Savana obéit à ses consignes et déglutit. Azima avait-elle perdu la tête en lui appliquant ce produit sans l'informer des risques ? Plus grand qu'elle, le reflet du cheikh dans le miroir s'arrêtait à ses larges épaules. Savana se vit rougir dans la glace quand il entreprit de défaire sa tresse. Ses gestes étaient prudents et délicats. Pour un homme ayant fait la guerre elle s'étonnait qu'il ne soit pas impatient de la défaire. De plus, elle ignorait quelle expression il arborait. Craignant qu'il puisse sentir les battements erratiques de son cœur, elle posa une main à la base de son cou pour le masser. Sa peau cuivrée si près de sa peau crémeuse donnait un contraste saisissant.

- En avant je vous prie, ordonna-t-il avec une note légère mais d'une voix toujours aussi grave.

Savana se pencha en réalisant qu'il aurait pu lui demander de l'embrasser...elle l'aurait fait tellement cet homme la fascinait.
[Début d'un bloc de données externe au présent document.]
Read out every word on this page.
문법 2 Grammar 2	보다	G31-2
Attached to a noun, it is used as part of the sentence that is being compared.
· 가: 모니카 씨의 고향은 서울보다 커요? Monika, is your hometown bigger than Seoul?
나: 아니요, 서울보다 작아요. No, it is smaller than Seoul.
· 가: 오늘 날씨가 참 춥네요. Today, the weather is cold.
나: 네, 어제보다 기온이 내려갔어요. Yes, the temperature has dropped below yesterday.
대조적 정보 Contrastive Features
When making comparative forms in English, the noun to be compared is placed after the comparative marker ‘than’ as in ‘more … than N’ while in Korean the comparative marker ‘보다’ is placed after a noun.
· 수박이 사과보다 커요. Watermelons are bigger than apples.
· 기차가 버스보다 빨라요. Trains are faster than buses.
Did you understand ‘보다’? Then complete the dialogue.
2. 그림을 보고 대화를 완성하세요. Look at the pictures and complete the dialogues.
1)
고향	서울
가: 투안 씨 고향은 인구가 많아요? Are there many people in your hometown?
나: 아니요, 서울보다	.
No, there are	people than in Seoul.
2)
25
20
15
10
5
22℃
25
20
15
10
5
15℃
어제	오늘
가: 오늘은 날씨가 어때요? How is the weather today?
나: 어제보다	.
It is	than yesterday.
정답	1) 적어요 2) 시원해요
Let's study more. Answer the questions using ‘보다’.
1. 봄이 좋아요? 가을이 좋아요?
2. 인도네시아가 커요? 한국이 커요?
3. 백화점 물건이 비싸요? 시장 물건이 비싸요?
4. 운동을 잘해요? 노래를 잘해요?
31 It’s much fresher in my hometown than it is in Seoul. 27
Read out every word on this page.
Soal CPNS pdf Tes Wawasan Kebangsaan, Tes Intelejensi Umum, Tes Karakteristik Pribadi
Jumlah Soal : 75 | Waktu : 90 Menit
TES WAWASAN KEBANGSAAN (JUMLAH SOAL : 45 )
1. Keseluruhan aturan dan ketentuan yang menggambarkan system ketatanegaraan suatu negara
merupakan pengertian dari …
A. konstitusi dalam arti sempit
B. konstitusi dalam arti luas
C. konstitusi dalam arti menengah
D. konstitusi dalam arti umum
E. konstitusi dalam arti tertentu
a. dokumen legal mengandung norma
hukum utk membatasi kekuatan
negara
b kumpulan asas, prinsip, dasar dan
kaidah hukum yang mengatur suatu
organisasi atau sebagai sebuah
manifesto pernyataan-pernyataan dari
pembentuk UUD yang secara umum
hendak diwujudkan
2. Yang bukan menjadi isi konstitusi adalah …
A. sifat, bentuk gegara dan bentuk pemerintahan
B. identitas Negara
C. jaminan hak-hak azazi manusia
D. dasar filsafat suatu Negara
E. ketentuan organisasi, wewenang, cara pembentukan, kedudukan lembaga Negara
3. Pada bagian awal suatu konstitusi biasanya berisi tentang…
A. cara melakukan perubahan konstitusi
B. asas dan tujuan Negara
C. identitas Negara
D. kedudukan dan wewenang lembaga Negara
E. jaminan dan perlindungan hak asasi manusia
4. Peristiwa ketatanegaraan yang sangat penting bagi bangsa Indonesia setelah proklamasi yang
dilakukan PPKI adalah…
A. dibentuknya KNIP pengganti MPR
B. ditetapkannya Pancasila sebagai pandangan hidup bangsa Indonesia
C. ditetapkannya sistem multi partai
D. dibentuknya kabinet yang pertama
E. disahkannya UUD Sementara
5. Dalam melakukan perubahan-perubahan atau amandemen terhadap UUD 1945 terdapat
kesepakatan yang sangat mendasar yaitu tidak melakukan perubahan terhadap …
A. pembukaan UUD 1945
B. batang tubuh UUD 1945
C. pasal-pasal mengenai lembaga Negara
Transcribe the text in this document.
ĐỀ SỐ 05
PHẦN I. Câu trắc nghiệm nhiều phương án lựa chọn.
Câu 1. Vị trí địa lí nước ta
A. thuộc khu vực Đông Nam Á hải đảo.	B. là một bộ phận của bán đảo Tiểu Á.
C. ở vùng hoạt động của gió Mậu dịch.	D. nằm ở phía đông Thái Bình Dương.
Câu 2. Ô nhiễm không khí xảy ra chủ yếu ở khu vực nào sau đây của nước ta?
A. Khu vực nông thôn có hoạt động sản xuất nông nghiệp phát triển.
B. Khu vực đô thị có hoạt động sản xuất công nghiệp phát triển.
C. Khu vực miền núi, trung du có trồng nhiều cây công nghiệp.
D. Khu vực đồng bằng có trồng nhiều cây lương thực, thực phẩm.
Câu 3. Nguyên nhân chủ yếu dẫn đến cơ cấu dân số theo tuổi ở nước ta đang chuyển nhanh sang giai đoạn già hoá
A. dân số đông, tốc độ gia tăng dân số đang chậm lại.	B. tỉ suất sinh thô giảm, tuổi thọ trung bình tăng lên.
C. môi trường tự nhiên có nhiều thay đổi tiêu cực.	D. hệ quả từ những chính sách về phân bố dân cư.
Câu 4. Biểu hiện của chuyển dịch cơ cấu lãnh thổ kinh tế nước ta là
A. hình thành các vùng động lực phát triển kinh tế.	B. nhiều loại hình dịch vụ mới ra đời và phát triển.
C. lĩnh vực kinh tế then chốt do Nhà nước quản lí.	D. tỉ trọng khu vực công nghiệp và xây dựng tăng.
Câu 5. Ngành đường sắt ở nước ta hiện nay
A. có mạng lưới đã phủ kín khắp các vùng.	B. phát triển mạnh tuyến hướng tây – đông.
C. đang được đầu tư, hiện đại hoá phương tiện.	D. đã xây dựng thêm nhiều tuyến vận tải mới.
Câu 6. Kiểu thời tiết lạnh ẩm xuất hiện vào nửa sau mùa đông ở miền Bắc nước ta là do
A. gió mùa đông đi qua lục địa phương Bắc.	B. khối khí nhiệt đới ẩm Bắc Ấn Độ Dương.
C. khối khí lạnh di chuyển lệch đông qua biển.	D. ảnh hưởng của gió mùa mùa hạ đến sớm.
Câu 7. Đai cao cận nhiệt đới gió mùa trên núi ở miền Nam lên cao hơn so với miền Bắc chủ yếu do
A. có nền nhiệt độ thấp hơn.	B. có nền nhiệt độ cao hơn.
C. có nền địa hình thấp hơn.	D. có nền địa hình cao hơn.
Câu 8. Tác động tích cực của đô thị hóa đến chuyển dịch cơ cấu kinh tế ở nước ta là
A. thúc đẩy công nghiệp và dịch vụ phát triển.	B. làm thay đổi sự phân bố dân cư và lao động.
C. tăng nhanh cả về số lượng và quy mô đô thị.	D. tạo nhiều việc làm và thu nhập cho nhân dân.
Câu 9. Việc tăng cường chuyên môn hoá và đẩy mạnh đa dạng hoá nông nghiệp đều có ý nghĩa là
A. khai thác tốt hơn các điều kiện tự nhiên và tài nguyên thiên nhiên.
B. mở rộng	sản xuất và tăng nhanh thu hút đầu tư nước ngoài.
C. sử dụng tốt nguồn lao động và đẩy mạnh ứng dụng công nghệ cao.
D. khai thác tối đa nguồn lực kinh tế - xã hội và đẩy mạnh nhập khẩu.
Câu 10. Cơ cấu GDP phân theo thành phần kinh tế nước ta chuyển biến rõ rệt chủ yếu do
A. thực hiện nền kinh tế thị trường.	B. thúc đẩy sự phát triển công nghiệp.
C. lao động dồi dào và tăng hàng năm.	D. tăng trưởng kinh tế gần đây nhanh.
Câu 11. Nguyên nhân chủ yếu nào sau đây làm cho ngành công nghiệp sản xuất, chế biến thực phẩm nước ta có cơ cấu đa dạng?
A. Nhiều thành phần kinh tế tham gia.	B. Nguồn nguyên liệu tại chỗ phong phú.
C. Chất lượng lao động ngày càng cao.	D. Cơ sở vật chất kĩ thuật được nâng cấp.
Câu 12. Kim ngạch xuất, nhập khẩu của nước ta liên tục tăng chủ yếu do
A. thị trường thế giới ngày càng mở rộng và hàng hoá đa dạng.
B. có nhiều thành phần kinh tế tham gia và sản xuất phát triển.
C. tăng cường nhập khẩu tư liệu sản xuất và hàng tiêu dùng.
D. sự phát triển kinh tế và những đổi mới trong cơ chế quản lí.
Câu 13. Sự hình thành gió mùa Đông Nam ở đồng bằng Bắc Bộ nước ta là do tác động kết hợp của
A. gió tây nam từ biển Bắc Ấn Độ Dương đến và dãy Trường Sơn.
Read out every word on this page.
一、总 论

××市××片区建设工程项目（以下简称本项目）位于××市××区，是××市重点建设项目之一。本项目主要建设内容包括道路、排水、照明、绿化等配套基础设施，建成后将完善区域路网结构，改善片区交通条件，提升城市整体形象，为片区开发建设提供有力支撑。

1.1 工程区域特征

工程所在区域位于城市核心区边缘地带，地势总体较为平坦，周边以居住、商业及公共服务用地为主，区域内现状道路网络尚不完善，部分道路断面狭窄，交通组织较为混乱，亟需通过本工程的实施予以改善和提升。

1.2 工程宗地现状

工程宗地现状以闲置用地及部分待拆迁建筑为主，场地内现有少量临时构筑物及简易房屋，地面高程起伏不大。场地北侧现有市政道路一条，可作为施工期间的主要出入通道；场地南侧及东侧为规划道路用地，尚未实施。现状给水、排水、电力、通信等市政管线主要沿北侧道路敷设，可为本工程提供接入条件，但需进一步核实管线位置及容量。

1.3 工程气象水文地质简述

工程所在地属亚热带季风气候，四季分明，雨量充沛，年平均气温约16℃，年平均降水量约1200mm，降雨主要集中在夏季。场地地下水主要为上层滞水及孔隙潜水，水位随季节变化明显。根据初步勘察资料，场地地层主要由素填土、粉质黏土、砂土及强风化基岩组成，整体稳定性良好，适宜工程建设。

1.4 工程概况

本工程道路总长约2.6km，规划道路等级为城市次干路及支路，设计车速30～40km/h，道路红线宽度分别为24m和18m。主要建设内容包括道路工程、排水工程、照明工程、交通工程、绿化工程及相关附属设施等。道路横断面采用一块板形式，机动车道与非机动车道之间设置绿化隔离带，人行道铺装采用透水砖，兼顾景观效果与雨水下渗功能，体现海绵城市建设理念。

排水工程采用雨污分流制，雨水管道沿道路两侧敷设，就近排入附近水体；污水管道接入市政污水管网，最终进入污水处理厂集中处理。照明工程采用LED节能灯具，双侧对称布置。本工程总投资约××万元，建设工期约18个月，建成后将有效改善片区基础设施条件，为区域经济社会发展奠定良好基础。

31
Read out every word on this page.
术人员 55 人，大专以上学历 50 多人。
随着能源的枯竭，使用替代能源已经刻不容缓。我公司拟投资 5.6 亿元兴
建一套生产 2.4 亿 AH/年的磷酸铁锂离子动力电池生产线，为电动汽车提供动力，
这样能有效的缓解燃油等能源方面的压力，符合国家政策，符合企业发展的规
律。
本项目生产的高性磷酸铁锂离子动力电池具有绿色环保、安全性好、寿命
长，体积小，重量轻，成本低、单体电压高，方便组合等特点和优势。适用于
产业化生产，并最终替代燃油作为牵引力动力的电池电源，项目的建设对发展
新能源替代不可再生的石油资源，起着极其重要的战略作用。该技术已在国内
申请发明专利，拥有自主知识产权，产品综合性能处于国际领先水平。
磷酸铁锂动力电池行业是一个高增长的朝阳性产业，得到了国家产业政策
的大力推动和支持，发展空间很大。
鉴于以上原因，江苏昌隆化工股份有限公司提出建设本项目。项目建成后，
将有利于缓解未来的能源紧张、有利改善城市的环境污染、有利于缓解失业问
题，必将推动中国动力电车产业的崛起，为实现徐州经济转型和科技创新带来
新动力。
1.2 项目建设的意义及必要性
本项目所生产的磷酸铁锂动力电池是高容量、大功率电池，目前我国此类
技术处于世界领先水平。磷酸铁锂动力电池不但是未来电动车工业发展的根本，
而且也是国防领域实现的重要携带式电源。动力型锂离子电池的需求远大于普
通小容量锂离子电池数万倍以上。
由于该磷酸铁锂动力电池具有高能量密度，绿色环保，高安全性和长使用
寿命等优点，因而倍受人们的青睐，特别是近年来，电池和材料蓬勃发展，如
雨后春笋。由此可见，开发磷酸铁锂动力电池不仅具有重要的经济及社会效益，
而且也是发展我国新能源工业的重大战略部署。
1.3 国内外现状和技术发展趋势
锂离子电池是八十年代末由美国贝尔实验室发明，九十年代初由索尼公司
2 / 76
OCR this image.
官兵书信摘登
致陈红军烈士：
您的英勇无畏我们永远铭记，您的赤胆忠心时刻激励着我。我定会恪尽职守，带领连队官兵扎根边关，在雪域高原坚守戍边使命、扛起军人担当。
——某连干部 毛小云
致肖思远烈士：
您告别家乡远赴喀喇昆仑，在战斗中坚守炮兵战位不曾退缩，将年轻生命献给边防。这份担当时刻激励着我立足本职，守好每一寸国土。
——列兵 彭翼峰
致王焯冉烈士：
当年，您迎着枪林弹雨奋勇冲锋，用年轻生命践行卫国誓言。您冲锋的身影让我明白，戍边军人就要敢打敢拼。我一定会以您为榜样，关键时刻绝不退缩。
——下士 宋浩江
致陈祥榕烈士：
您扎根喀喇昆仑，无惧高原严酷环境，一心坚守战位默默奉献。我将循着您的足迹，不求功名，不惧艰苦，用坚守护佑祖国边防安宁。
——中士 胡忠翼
D'une main, il ramena ses cheveux en avant dans le lavabo. Un frisson courut le long de sa colonne vertébrale lorsque ses doigts se glissaient dans ses cheveux tout en laissant l'eau faire le reste du travail.

- Vos cheveux sont si long, commenta-t-il comme s'il en était sidéré.

- Vos mains sont si grosses, rétorqua-t-elle sur un ton taquin.

Son pouce effleura sa nuque. Elle frémit et décida de le laisser la guider sans jamais sentir le besoin de mettre une distance entre eux. Il l'invita à se redresser tout en ramenant ses cheveux dans une serviette. Savana poussa un soupir de soulagement en remarquant que sa couleur de cheveux n'avait pas viré au roux.

- Je vous ai menti, laissa-t-il tomber le regard rivé sur ses cheveux.

Interloquée elle fronça des sourcils.

- Vos cheveux ne craignaient rien, expliqua-t-il en laissant tomber la serviette par terre ; j'ai trouvé ce prétexte pour vous toucher.

Savana rougit. Il avait plissé ses épais sourcils, l'air songeur. Comme s'il s'en voulait. Elle ne sut quoi dire. Cette confidence n'était pas seulement un aveu mais une preuve évidente qu'elle l'intéressait. Mais pourquoi ? Se demanda-t-elle en levant les yeux vers lui. Sa bouche était tordue. Son regard durcit par le remord. Lui aussi souffrait d'un mal intérieur. Est-ce que sa présence suffisait à panser ces plaies ? Était-ce pour cette raison qu'elle était ici ?

- Pourquoi vous faites tout cela pour moi ? Demanda-t-elle alors en s'entourant de ses bras.

Suspendue sur un fil en attendant qu'il réponde Savana eut un bref mouvement de recule lorsqu'il leva le plat de sa main pour tenter d'effleurer sa joue. Il ferma son poing comme pour se l'interdire et quitta la salle de bain sans aucune explication, sans un regard susceptible de la guider dans ses propres pensées.